With regards to the emails themselves, I'm actually almost against the kind of personalisation that the author here is recommending. "Hey, Jim, your tweet got retweeted!"
Yes, very impressive, you worked out how to insert a merge field. How could I possibly have known the message was for me if you hadn't put my name at the top there? I suddenly feel so very engaged.
I just think it's a bit disingenuous, almost a little dishonest, to try and pretend that an email update from a company is actually a letter written to you personally by some guy who works at said company.
The yes-please-reply@ address is a nice gimmick, but if you're sending messages to this address and receiving no response then what makes you think anyone's reading them at all?
What I'd really like is a single online notification service. I imagine signing up for a service somewhere, and I just plunk my special notification address somewhere in the settings. The service then communicates to that online notification service instead of sending me emails. I could install an app on my phone and desktop (separately configurable) that alerts me. I can set up filters through the app or a web interface.
I'm not too hopeful about this ever happening though. No service will support it unless it's mainstream, and using the notification service is useless until most services support it. Chicken and the egg.

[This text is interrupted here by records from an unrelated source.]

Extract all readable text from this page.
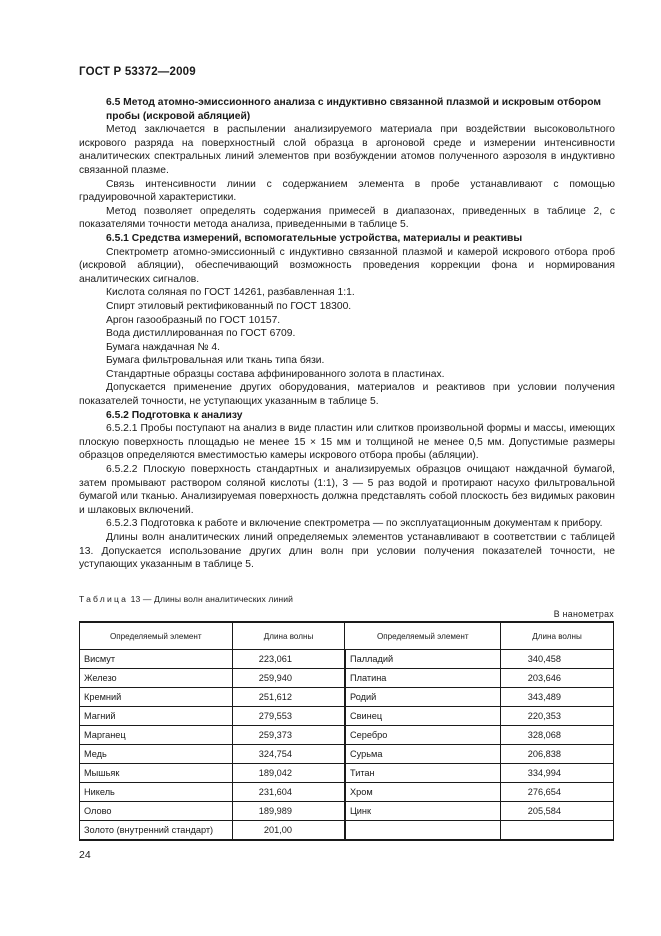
ГОСТ Р 53372—2009

6.5 Метод атомно-эмиссионного анализа с индуктивно связанной плазмой и искровым отбором пробы (искровой абляцией)

Метод заключается в распылении анализируемого материала при воздействии высоковольтного искрового разряда на поверхностный слой образца в аргоновой среде и измерении интенсивности аналитических спектральных линий элементов при возбуждении атомов полученного аэрозоля в индуктивно связанной плазме.

Связь интенсивности линии с содержанием элемента в пробе устанавливают с помощью градуировочной характеристики.

Метод позволяет определять содержания примесей в диапазонах, приведенных в таблице 2, с показателями точности метода анализа, приведенными в таблице 5.

6.5.1 Средства измерений, вспомогательные устройства, материалы и реактивы

Спектрометр атомно-эмиссионный с индуктивно связанной плазмой и камерой искрового отбора проб (искровой абляции), обеспечивающий возможность проведения коррекции фона и нормирования аналитических сигналов.

Кислота соляная по ГОСТ 14261, разбавленная 1:1.

Спирт этиловый ректификованный по ГОСТ 18300.

Аргон газообразный по ГОСТ 10157.

Вода дистиллированная по ГОСТ 6709.

Бумага наждачная № 4.

Бумага фильтровальная или ткань типа бязи.

Стандартные образцы состава аффинированного золота в пластинах.

Допускается применение других оборудования, материалов и реактивов при условии получения показателей точности, не уступающих указанным в таблице 5.

6.5.2 Подготовка к анализу

6.5.2.1 Пробы поступают на анализ в виде пластин или слитков произвольной формы и массы, имеющих плоскую поверхность площадью не менее 15 × 15 мм и толщиной не менее 0,5 мм. Допустимые размеры образцов определяются вместимостью камеры искрового отбора пробы (абляции).

6.5.2.2 Плоскую поверхность стандартных и анализируемых образцов очищают наждачной бумагой, затем промывают раствором соляной кислоты (1:1), 3 — 5 раз водой и протирают насухо фильтровальной бумагой или тканью. Анализируемая поверхность должна представлять собой плоскость без видимых раковин и шлаковых включений.

6.5.2.3 Подготовка к работе и включение спектрометра — по эксплуатационным документам к прибору.

Длины волн аналитических линий определяемых элементов устанавливают в соответствии с таблицей 13. Допускается использование других длин волн при условии получения показателей точности, не уступающих указанным в таблице 5.

Таблица 13 — Длины волн аналитических линий
В нанометрах
Определяемый элемент	Длина волны	Определяемый элемент	Длина волны
Висмут	223,061	Палладий	340,458
Железо	259,940	Платина	203,646
Кремний	251,612	Родий	343,489
Магний	279,553	Свинец	220,353
Марганец	259,373	Серебро	328,068
Медь	324,754	Сурьма	206,838
Мышьяк	189,042	Титан	334,994
Никель	231,604	Хром	276,654
Олово	189,989	Цинк	205,584
Золото (внутренний стандарт)	201,00		
24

Everything you say about this sounds exactly like hosted email to me. How is it different?
To me, the problem with email is the time it takes to manage it: filter, mark as read, etc. Gmail filters help with this, but it's still work. But I can't see how any notification system could know how I want things filtered without me telling it.
The guy has "thousands of unread items in my inbox" that he will never get to.
His priority inbox has 26 unread messages of which only 9 are directed to him (others are mailing list, sent by a machine whatever that means and newsletters).
I presume his "normal inbox" has the same ratio of email "from machines" and directed to him directly since there is no reason to be any other way.
To me this paints a picture of a person who does not take care of his inbox and he wants me to send an email to him? Really? That guy wants to "talk to me" and he wants to get an email from me, presumably so he can write a blog post about having thousands of emails in his inbox? Nope, I don't get it.
Derek Sivers / CDBaby has been doing something similar, adjusting the From:-field to include the customer first name: "CDBaby loves Sarah" for shipment confirmations. As reported, people loved this kind of mails (thinking that somebody at CDBaby changed their email profile settings for each outgoing mail :-)
We (Bizen.com) send SMS notifications to our customers. If they respond to the SMS, it is directed to their account manager.
For example, you may have a million twitter followers who create minimal interaction. Or have a face to face meeting with one person who introduces you to an interested angel or your next big customer.
What has biggest impact?
It shouldn't be a case of offline or online. Do both until you can't. Then start optimising.
I often see organisations cut-off e-mail feedback long before the noise from spammers, auto-replies, vacation mail, etc. becomes an actual issue.
Wait until you have a problem. Then look at the many tools around that can help alleviate those problems. Then think about maybe recruiting more people to help deal with the feedback. Then - if you still have a problem - start thinking about removing communication channels.
It should be the last option - not the first.